$15-per-hour wages go to Washington: What's next?
The District of Columbia City Council is in the process of approving a controversial measure to mandate a $15 per hour minimum wage, as the nation's capital moves to contribute its own experience to a national discussion.
The District of Columbia has approved a measure to raise its official minimum wage to $15 per hour, a possible solution increasingly cited for the stagnation of wages in low-paying jobs.
The Fight for $15 movement's controversial solution for income inequality has rallied fast-food, home care, and retail workers to protests around the country and successfully convinced a number of cities and states around the country to adopt the experiment.
The city council of Washington, D.C., voted unanimously to join in, passing a measure on Tuesday to move the district's minimum hourly wage to $15 by 2020. The final vote is set for later in June, but Mayor Muriel Bowser (D) has already promised to sign the bill.
"Raising the minimum wage will help address the issues of residents being pushed out of the District due to rising costs of living and income inequality," said co-sponsor Councilmember Vincent Orange in a hearing.
Mr. Orange and other supporters of the bill – including unions – said the district's rapid growth and healthy economy make a swift move economically viable. The district's current minimum hourly wage is $10.50, up from the federal minimum of $7.25, but it will rise by a full dollar as of July 1. Increases tied to inflation are planned after the $15 goal is reached.
A report by the Economic Policy Institute (EPI), which supports such initiatives, estimated the bill would increase the income of 114,000 workers and one-fifth of the district's private sector.
"Once the minimum wage reaches $15, the average affected worker would earn roughly $2,900 more each year than she does today," according to an EPI report by David Cooper.
Some councilmembers worried this wage increase is too shallow, while others outside the council worried it had gone too far. The district's Chamber of Commerce opposes the measure, saying it should wait until the network of suburbs surrounding the nation's capitol mirror the move. The district's restaurant sector also opposed the move as unsustainable and threatened layoffs if it passed.

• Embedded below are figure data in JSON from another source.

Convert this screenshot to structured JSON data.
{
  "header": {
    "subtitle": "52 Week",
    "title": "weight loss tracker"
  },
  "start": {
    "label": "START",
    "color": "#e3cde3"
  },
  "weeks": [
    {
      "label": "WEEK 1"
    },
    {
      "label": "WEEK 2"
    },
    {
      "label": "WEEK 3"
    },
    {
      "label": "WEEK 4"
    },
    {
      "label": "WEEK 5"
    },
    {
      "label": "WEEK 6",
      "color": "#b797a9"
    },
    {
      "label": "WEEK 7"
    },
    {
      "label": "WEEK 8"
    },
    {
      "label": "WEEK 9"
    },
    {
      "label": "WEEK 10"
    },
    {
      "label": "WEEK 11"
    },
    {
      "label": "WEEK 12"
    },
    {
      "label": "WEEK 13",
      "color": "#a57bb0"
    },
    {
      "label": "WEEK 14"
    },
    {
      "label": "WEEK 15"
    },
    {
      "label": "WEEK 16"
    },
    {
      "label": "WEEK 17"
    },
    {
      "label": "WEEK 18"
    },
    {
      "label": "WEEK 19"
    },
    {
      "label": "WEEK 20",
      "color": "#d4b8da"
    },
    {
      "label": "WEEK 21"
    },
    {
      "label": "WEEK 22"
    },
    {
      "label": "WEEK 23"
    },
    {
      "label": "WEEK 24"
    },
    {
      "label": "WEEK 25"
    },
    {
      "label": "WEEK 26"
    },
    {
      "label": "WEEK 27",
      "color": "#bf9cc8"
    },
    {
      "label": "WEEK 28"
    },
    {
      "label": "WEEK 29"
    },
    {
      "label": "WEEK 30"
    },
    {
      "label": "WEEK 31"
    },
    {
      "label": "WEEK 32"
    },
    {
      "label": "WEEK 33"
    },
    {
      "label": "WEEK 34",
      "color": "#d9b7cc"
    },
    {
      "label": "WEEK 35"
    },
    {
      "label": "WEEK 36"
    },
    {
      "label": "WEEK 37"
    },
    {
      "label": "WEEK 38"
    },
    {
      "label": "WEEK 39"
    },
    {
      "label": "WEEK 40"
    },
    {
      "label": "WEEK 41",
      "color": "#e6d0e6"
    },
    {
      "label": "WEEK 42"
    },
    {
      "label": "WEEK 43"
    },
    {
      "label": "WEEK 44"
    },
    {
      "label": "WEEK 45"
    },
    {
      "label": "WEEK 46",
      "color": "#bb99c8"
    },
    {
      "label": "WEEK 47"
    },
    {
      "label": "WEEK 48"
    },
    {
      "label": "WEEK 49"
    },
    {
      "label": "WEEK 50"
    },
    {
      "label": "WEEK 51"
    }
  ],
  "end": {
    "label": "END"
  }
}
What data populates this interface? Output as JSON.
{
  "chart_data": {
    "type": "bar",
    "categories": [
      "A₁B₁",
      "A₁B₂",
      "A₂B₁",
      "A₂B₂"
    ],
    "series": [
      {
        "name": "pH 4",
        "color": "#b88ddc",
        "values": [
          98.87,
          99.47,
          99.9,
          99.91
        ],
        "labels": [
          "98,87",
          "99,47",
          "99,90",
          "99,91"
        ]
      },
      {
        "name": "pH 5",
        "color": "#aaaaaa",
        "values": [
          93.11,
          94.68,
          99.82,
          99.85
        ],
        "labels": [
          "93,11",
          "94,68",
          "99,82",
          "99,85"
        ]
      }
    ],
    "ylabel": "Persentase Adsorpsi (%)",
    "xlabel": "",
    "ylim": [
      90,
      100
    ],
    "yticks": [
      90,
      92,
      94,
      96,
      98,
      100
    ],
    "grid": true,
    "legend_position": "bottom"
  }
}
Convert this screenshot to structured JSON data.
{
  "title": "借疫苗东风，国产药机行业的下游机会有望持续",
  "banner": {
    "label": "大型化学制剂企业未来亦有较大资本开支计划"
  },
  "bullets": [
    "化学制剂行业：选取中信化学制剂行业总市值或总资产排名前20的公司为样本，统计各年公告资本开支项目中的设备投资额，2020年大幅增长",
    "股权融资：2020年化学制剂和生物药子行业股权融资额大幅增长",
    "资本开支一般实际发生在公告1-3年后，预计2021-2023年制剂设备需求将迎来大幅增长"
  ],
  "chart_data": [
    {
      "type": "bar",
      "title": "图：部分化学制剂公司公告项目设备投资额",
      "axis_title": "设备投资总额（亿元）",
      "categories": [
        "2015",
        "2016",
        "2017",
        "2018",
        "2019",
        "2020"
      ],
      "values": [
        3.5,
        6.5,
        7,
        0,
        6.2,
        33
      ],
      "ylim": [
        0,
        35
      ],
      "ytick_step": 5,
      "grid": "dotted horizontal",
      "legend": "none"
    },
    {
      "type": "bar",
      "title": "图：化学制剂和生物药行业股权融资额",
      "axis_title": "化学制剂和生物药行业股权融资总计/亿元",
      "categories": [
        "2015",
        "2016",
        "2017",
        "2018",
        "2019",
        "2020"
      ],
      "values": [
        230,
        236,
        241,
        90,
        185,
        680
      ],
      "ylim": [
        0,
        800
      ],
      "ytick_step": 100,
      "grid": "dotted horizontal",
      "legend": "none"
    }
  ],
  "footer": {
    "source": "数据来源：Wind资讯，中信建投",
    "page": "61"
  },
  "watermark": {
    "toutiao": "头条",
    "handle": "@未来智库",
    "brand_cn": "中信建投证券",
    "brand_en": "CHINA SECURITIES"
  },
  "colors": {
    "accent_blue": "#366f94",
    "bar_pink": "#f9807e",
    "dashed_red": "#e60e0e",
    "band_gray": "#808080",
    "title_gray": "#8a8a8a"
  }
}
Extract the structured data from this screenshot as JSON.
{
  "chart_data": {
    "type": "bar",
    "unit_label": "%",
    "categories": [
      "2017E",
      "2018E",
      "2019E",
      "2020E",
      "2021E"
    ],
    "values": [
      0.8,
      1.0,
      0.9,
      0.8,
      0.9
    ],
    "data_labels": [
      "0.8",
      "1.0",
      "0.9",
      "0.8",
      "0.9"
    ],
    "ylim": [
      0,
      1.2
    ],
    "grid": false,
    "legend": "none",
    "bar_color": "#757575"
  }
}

A similar situation is playing out in Portland, Maine, where the city raised its hourly minimum wage to $10.10 while the rest of the state did not, as The Christian Science Monitor's Simon Montlake reported. Some restaurants cut hours, but most have survived, although they point out that $10.10 is an easier jump than $15. The wage increase was as much as 34 percent for some and helped to match the growing city's rent costs, which compare to Boston.
"The sky has not fallen," Greg Dugal, a prominent lobbyist for restaurant and hotel owners, told the Monitor.
Although the cost of living in Portland is much lower than the District of Columbia and its restaurant business relies more on fine dining and family businesses, it has provided one viable example of a wage increase and contributed to the ongoing national discussion:
Taken together, these state and local policies amount to a national experiment in how labor markets operate and how companies respond to rising payroll costs. They add another overlay to the red-blue political map: Democrat-run states tend to favor higher minimum wages, in contrast to Republican-controlled states, particularly in the South. The upshot is that by 2022, states like North Carolina and Alabama could be paying wages half those mandated in New York and California.
This report contains material from Reuters.